The 1962 win found her a place in the Guinness records for the highest percentage of votes polled for a candidate in a parliamentary election. Then US President John F. Kennedy even introduced her as “the woman with (the) most staggering majority that anyone has ever earned in an election”.
However, her opposition to the Congress earned her the wrath of Indira Gandhi, who, in 1971, withdrew the privy purse. The Rajmata even had to spend five months in Delhi’s Tihar Jail during Emergency, allegedly for flouting tax laws.
She retired from politics after that, but continued to work for social causes.
She often said Jaipur was transforming, but not for the better. In 2008, she protested on the pavement with slum dwellers against unauthorised constructions, which, she said, were ruining the city’s skyline.
She also complained about the rampant tree felling by the land mafia.
These public appearances notwithstanding, the Rajmata led a largely secluded life, ensconced in her spacious and beautiful residence, Lily Pool, on the Rambagh Palace estate. She owned a stud farm, liked riding and playing tennis and squash, and tending to her fleet of vintage cars — a Bentley being her favourite.

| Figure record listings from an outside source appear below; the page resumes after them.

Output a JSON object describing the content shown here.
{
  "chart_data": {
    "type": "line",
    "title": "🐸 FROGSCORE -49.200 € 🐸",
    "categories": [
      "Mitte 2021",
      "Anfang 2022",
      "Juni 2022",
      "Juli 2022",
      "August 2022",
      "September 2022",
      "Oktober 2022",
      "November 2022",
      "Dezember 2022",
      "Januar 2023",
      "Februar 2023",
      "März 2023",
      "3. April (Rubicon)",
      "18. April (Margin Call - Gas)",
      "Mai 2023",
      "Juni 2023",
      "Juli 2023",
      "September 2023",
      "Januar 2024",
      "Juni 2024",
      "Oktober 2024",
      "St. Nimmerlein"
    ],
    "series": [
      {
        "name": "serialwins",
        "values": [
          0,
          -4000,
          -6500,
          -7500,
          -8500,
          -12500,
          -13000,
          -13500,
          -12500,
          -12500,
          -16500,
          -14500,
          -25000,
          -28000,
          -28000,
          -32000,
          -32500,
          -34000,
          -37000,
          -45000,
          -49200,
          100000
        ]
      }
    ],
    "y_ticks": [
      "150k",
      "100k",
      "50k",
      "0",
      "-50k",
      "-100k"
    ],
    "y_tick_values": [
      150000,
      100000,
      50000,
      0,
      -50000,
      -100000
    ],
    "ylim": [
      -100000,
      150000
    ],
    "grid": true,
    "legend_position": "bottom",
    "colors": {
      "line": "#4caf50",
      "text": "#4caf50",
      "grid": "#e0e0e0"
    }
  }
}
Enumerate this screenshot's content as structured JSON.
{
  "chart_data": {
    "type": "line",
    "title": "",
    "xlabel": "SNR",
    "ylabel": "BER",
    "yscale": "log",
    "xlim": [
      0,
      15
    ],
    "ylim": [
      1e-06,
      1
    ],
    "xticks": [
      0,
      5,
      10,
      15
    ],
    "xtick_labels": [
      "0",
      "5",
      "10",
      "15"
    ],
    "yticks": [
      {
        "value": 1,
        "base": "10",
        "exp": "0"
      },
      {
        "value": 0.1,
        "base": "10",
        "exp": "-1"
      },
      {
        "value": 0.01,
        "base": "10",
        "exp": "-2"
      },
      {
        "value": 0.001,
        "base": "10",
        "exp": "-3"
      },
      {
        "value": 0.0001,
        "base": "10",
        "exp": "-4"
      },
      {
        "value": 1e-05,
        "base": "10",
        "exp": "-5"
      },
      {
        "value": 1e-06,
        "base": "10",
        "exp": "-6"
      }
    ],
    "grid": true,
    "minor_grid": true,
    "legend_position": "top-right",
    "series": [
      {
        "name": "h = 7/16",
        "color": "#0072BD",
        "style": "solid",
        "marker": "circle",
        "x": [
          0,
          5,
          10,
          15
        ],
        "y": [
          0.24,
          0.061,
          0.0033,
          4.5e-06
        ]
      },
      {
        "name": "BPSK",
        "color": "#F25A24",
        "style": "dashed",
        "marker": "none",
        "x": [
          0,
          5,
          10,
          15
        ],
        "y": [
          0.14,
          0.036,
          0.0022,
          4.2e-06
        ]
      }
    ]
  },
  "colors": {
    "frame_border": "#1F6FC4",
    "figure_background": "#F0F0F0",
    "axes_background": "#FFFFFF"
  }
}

She had been living alone since her husband died in 1970 while playing polo. She lived apart from her stepson, the present Maharaja, Brigadier Bhawani Singh, and spent English summers coinciding with the racing season in London, where she owned properties in Ascot and a town house in Mayfair.
Her loneliness grew when her only son Jagat Singh, a gifted photographer who stayed mostly in Europe, passed away in 1997 in London.